Tutta l’arte di questi eleganti vagabondi sta nello eludere, il meglio che viene lor fatto, il codice penale. E spesso ci riescono; e la società li vede sfolgorare in brillanti equipaggi, mentre il loro posto sarebbe quello del galeotto, con la catena a’fianchi ed al piede. Noi ci dichiariamo inesorabili contro questa maledetta genia.
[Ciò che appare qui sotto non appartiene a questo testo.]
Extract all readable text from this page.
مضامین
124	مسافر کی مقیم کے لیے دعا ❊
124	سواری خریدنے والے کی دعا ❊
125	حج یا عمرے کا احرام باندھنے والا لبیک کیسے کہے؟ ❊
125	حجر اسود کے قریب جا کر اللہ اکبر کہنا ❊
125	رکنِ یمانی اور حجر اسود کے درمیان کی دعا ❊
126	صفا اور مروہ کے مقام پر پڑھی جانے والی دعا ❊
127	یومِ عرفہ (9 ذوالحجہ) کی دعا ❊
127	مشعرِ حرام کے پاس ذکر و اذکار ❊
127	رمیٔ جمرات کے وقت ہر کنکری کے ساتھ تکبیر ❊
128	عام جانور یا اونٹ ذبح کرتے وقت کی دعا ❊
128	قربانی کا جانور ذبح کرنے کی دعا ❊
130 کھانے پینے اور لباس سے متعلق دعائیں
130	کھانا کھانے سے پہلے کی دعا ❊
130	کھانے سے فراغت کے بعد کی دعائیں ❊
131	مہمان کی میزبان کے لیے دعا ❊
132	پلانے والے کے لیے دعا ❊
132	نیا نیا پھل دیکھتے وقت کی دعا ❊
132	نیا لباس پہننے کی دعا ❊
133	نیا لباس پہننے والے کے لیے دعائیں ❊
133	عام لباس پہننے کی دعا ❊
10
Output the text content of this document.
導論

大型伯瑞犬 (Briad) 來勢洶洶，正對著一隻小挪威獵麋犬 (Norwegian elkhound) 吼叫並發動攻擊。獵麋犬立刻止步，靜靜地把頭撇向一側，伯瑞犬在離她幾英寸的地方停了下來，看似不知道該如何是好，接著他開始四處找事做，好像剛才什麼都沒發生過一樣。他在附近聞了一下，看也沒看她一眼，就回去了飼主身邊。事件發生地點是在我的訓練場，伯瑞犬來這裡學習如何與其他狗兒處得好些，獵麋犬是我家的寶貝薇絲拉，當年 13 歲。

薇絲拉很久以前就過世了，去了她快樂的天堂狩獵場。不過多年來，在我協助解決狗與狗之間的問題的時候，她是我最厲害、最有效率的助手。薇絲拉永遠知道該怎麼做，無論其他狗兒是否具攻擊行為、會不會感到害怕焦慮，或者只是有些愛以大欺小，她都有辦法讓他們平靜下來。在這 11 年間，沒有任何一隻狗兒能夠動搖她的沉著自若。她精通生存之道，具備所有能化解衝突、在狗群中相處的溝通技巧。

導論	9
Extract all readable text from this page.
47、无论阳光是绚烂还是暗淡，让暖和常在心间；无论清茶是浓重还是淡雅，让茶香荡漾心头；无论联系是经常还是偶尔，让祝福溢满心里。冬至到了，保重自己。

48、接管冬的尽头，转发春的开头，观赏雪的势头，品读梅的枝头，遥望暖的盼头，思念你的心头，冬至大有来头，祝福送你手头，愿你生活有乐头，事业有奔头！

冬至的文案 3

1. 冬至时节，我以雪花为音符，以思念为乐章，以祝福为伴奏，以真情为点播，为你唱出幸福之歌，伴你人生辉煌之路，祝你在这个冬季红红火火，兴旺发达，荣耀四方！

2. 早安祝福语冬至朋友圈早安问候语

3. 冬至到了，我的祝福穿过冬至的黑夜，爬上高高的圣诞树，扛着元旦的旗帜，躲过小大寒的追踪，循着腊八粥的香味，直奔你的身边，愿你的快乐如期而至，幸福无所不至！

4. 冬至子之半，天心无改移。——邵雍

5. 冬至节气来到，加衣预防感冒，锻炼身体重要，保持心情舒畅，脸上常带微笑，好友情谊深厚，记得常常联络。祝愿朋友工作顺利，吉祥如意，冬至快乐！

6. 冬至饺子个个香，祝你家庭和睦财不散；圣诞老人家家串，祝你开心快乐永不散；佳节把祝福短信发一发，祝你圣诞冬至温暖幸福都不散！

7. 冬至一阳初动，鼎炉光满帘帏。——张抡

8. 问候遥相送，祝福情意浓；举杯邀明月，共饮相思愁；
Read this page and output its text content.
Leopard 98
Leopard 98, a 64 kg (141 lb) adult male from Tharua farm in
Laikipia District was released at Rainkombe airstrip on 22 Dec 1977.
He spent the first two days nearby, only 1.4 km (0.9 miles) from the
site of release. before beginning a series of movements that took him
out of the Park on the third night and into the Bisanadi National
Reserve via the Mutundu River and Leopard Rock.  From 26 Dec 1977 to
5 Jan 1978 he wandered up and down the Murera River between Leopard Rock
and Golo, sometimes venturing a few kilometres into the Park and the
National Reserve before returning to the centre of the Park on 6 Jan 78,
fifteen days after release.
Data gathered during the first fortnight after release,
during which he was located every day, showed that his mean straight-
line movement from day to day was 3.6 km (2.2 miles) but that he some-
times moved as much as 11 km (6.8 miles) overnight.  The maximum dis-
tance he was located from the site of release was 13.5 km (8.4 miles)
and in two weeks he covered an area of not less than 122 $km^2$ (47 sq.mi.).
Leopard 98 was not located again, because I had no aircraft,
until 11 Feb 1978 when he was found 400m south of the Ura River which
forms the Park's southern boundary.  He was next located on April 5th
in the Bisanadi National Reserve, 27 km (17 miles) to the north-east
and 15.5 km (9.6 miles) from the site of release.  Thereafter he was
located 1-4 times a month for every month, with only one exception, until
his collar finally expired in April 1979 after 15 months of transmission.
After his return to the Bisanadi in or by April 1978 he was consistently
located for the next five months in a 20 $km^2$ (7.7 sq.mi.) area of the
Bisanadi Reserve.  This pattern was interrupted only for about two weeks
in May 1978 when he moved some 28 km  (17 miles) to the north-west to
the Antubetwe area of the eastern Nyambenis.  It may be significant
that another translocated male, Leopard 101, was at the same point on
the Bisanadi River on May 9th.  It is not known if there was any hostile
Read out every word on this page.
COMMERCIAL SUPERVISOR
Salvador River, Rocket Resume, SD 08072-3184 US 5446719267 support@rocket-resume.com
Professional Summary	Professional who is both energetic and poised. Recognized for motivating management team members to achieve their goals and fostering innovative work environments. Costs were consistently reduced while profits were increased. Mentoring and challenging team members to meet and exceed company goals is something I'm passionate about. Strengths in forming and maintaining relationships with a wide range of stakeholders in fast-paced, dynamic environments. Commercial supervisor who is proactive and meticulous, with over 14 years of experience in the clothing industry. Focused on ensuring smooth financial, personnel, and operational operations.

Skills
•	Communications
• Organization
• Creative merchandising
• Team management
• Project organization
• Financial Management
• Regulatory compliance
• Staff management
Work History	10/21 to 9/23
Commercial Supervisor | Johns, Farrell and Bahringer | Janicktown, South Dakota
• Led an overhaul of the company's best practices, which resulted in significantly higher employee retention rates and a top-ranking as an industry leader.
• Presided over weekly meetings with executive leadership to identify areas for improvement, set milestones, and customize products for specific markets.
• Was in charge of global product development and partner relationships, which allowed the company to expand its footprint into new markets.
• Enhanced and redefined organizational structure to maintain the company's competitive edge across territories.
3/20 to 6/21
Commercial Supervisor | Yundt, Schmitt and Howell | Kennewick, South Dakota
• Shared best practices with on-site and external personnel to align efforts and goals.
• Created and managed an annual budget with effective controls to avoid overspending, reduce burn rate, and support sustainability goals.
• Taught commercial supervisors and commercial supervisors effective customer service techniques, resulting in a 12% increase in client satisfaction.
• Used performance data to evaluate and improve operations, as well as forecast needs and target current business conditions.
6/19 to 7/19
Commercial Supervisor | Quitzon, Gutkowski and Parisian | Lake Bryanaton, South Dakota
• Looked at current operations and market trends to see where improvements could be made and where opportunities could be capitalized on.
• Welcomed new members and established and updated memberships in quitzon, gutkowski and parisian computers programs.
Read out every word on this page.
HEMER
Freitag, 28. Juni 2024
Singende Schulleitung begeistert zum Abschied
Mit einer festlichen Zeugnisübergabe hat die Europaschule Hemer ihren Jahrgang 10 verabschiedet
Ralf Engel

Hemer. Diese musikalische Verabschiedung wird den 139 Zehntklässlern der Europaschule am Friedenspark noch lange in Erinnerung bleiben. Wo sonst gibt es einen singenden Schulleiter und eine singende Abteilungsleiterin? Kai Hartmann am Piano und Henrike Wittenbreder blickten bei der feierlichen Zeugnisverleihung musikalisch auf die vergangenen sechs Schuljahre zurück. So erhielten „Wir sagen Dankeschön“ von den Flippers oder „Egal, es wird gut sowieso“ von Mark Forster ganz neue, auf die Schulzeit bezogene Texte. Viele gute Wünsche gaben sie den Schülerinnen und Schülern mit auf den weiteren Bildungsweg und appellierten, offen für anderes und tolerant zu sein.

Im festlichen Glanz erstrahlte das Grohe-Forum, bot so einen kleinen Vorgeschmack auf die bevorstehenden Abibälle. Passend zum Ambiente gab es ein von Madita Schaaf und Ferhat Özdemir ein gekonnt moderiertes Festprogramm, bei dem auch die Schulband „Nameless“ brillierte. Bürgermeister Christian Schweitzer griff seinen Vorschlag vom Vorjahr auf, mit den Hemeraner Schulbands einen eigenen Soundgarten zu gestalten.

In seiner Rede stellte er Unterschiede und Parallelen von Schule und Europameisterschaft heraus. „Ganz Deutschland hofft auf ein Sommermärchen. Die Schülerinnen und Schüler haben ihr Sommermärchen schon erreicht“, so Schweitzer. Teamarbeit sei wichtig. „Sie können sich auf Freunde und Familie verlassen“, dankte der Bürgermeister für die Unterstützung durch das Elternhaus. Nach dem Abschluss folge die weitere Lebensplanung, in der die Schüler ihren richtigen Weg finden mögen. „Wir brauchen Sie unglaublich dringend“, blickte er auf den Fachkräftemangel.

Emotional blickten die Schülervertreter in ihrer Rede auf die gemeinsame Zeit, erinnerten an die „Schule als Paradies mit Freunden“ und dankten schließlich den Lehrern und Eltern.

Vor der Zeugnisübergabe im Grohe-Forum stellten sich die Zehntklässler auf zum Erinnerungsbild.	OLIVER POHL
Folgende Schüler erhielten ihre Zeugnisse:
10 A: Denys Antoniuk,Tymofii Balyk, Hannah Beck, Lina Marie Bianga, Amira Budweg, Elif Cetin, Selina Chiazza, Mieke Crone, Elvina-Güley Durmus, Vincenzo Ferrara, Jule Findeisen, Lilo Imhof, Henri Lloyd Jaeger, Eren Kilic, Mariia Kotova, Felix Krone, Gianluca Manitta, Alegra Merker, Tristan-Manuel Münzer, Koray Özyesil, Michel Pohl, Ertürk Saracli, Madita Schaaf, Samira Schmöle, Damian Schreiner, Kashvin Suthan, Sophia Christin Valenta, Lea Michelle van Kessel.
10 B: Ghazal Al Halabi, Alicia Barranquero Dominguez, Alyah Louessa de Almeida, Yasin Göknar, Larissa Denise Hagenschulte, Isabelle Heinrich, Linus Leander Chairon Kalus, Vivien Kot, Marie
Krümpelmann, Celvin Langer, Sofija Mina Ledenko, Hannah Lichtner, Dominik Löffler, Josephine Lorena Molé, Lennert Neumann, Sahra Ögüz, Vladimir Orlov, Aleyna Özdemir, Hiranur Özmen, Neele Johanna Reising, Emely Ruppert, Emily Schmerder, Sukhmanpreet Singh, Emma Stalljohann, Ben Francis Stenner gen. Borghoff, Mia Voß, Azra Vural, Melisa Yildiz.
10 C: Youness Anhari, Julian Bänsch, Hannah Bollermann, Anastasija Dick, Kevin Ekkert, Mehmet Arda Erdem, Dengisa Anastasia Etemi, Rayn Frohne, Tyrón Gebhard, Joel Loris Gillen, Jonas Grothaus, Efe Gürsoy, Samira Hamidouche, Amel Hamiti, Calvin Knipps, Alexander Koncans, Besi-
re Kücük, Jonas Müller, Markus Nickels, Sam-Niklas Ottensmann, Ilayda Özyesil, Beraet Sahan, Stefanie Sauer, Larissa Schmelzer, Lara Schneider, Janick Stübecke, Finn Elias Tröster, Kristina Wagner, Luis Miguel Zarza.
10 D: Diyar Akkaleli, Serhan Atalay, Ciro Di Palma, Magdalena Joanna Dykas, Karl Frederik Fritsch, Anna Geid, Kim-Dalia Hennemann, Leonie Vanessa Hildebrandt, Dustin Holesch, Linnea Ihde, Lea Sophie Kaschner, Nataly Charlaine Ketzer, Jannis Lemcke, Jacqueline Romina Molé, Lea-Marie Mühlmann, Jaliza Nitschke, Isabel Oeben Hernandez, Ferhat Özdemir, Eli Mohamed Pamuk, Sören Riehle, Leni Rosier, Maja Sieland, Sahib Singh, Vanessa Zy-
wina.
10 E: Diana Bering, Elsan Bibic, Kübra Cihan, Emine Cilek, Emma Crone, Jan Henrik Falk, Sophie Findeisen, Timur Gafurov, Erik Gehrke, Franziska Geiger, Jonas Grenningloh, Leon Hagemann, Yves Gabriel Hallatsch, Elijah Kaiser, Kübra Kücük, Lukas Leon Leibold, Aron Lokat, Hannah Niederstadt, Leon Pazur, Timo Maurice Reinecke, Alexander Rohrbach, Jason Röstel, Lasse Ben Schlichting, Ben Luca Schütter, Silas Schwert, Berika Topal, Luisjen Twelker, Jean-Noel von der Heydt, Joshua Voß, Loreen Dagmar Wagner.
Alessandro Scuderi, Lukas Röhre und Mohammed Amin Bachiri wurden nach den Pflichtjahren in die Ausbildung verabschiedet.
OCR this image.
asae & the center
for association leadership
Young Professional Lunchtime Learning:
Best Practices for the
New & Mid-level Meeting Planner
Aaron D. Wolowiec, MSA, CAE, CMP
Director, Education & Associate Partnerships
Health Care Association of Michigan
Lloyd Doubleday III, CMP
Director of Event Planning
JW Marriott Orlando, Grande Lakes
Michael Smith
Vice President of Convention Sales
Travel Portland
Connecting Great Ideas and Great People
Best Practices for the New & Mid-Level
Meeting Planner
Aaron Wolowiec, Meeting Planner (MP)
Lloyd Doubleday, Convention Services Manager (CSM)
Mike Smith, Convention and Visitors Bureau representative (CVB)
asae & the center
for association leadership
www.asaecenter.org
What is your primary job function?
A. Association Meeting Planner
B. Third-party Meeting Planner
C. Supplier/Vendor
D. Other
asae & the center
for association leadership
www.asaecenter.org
Noi che invochiamo a favore del delinquente povero ed ignorante l’indulgenza del magistrato chiamato a giudicarlo, denunziamo invece alla giustizia punitrice tutti questi gufi da’ciondoli d’oro e dalle facce pallide per lunghe veglie.
Una delle facoltà di questi vagabondi è l’avere i nervi lavorati di fili di ferro invece che della sostanza del cervello, perocchè questi tali durano alle commozioni più violente, e, ciò che è più maraviglioso, non dormono che poche ore durante il giorno; e qualcun di loro non dorme per così dir che camminando.
In questa seconda parte del nostro lavoro, che noi abbiamo intitolata NAPOLI DI NOTTE, mostreremo la vita di questi animali notturni, ed avremo occasione di correre rapidamente su certe singolari specialità, nuove del tutto a quelli de’nostri lettori che non hanno mai avuto l’occasione di esserne informati.
Napoli, al pari delle altre grandi città di Europa, ha la sua vita diurna e la notturna. Quando la gran campana del convento di S. Martino ha suonato la mezzanotte, un altro ordine di persone poco numeroso subentra a quello numerosissimo che si eclissa, per dir così, nelle ombre della sera. Al di là della mezzanotte regnano due gran despoti delle umani passioni, l’uno che suole scegliere l’umile tetto della indigenza e della onestà, IL DOLORE; l’altro, che alberga nelle alte regioni ed anco in più modesti pareti, IL VIZIO. Noi guarderemo Napoli più specialmente sotto l’impero del secondo, che è propriamente quello in cui formicolano i VERMI del lusso.